When the COVID-19 pandemic struck in March 2020, wildlife ecologist Jason Fisher and his colleagues at the University of Victoria predicted there would be fewer people in the wild and animals would take back their territory .
But setting up cameras in the scenic backcountry forest of Bighorn, Alberta, they found that human activity had actually increased in the area, as adventurers who couldn’t travel overseas flocked to it. in the woods to reconnect with nature during lockdown.
As viewers see in the documentary “Nature’s Big Year,” which airs Friday on “The Nature of Things” on CBC TV and CBC Gem, Fisher and the team of scientists have also discovered coyotes and white-tailed deer roaming further around. the region.
This was not surprising, as these animals generally have a positive association with humans and have proven to thrive when they are around.
What the team didn’t expect was that the wolves have moved their activity from night to day to track their prey, despite the influx of people to the area.
This is important because changes in wolf activity have a cascading effect on wildlife, experts said.
“It’s that great flexibility in wolves that was a really big ‘aha’ moment for us, because it’s not something we’ve seen before,” Fisher said in a phone interview, guessing that the wolves felt that the campers would not harm them.
Toronto-based director-writer-producer Christine Nielsen’s “Nature’s Big Year” features several groups of researchers in Canada and around the world who have seized a unique opportunity to study the human footprint on nature.
This includes an overview of how empty beaches have affected nesting turtles in Florida, how lower UK traffic has reduced hedgehog road deaths and how ozone levels have actually increased in some areas.
Nicola Koper, a conservation biologist at the University of Manitoba, was part of a team that studied how 82 species of birds in North America responded to changes in human activity during the lockdown.
Canadian documentary ‘Nature’s Big Year’ shows how #fauna adapted during the #pandemic. # Covid19
She said they were amazed to find that 80% of these species changed their habitat use during the pandemic.
For example, bald eagles migrated from counties that had fewer blockages to those with the strongest blockages and the least traffic.

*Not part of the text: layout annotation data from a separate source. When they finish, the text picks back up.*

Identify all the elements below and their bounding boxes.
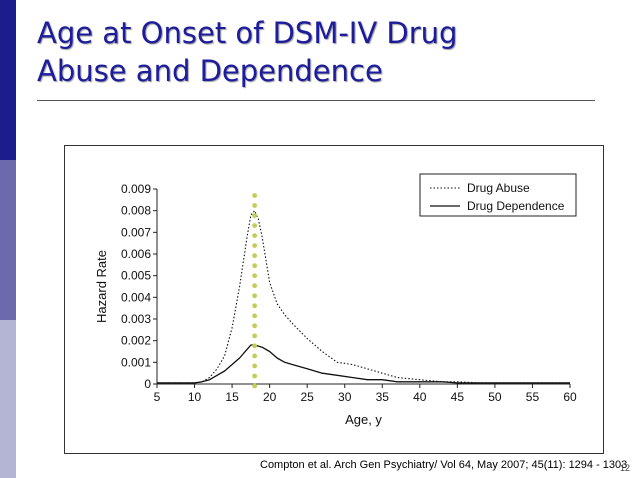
y-tick-label: 0.009 — [121, 182, 151, 196]
y-tick-label: 0.005 — [121, 269, 151, 283]
age-marker-dot — [252, 313, 258, 319]
x-tick-label: 45 — [451, 390, 465, 404]
age-marker-dot — [252, 363, 258, 369]
x-tick-label: 60 — [563, 390, 577, 404]
x-tick-label: 30 — [338, 390, 352, 404]
legend-label-drug-dependence: Drug Dependence — [467, 199, 565, 213]
age-marker-dot — [252, 323, 258, 329]
x-tick-label: 20 — [263, 390, 277, 404]
age-marker-dot — [252, 263, 258, 269]
age-marker-dot — [252, 223, 258, 229]
sidebar-accent-middle — [0, 160, 16, 320]
sidebar-accent-top — [0, 0, 16, 160]
y-tick-label: 0 — [144, 377, 151, 391]
y-tick-label: 0.007 — [121, 225, 151, 239]
citation: Compton et al. Arch Gen Psychiatry/ Vol … — [260, 459, 628, 471]
slide-title-line-2: Abuse and Dependence — [37, 54, 383, 88]
page-number: 12 — [620, 463, 631, 473]
age-marker-dot — [252, 283, 258, 289]
x-tick-label: 55 — [526, 390, 540, 404]
sidebar-accent-bottom — [0, 320, 16, 478]
x-tick-label: 35 — [376, 390, 390, 404]
drug-dependence-line — [157, 344, 570, 384]
legend-box — [419, 173, 577, 217]
title-divider — [37, 100, 595, 101]
age-marker-dot — [252, 243, 258, 249]
age-marker-dot — [252, 373, 258, 379]
y-tick-label: 0.006 — [121, 247, 151, 261]
y-tick-label: 0.008 — [121, 204, 151, 218]
age-marker-dot — [252, 353, 258, 359]
y-tick-label: 0.004 — [121, 290, 151, 304]
x-tick-label: 40 — [413, 390, 427, 404]
x-tick-label: 10 — [188, 390, 202, 404]
age-marker-dot — [252, 213, 258, 219]
x-tick-label: 15 — [225, 390, 239, 404]
age-marker-dot — [252, 253, 258, 259]
age-marker-dot — [252, 233, 258, 239]
age-marker-dot — [252, 203, 258, 208]
slide-title-line-1: Age at Onset of DSM-IV Drug — [37, 16, 458, 50]
y-tick-label: 0.003 — [121, 312, 151, 326]
age-marker-dot — [252, 343, 258, 349]
age-marker-dot — [252, 293, 258, 299]
x-tick-label: 50 — [488, 390, 502, 404]
age-marker-dot — [252, 273, 258, 279]
y-axis-label: Hazard Rate — [94, 250, 109, 323]
age-marker-dot — [252, 383, 258, 389]
drug-abuse-line — [157, 210, 570, 384]
x-tick-label: 25 — [301, 390, 315, 404]
x-tick-label: 5 — [154, 390, 161, 404]
age-marker-dot — [252, 303, 258, 309]
x-axis-label: Age, y — [345, 412, 382, 427]
legend-label-drug-abuse: Drug Abuse — [467, 181, 530, 195]
y-tick-label: 0.001 — [121, 355, 151, 369]
age-marker-dot — [252, 333, 258, 339]
y-tick-label: 0.002 — [121, 334, 151, 348]
age-marker-dot — [252, 193, 258, 198]
slide-title: Age at Onset of DSM-IV Drug Abuse and De… — [37, 14, 617, 90]
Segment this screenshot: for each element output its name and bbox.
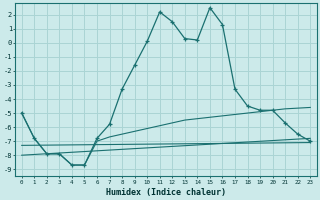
X-axis label: Humidex (Indice chaleur): Humidex (Indice chaleur) [106,188,226,197]
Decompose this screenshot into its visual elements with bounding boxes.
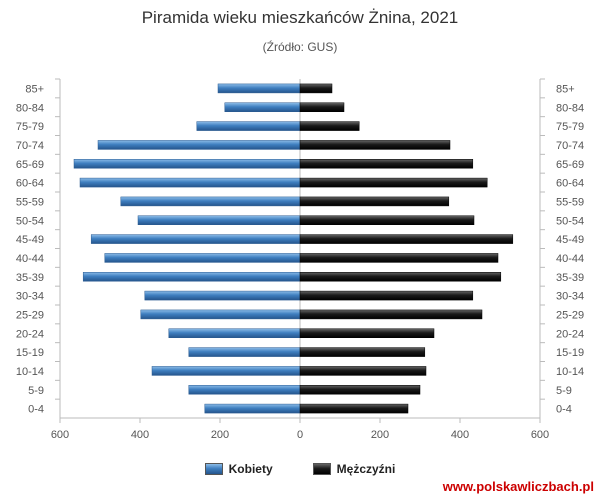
chart-title: Piramida wieku mieszkańców Żnina, 2021 (141, 8, 459, 27)
x-tick-label: 400 (131, 429, 149, 441)
category-label-right: 15-19 (556, 347, 584, 359)
bar-female (137, 215, 301, 225)
category-label-left: 85+ (25, 83, 44, 95)
category-label-left: 55-59 (16, 196, 44, 208)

And some species have increased their presence near roads and airports when movement has declined.
Koper said that while North America’s traffic levels fell during the lockdown period they studied, it wasn’t as much as some might think, suggesting that even a small reduction can have a big impact.
She was also surprised to find that species widely considered to be well adapted to humans have also changed their ways. For example, there were more American robins near airports and roads.
âObviously, they had been moved from these areas before,â Koper said. “We have these really common species that we’ve always assumed to be fine with humans. But in fact, now we know that’s not entirely true.”
Overall, the results suggest that wildlife “are actually much more sensitive to human activity than we previously thought,” Koper added.
Nielsen said she wrote, directed and produced the film during three different waves of COVID in 11 different locations, including five provinces in Canada. For stories that were not in Canada, she conducted remotely by videoconference.
She was surprised to see how “wildlife can adapt so incredibly quickly to changes in human behavior.”
“I think we all intuitively know that if we do something differently, wildlife will respond. But in many cases, wildlife responds overnight.”
In the Bighorn backcountry, grizzly bears have been shown to be much less tolerant of the increase in campers than wolves.
Fisher said the grizzly bears moved from the lower foothills to the mountains where there were fewer people, and showed a strong aversion to roads, something scientists had not seen before COVID.
The results underscore the need to manage our impact as more Canadians flock to nature during the pandemic, he said.
âSuddenly with the lockdown – it’s a really poignant part – we realized, ‘Oh, wow, our tourist footprint is really, really high,'” said Fisher.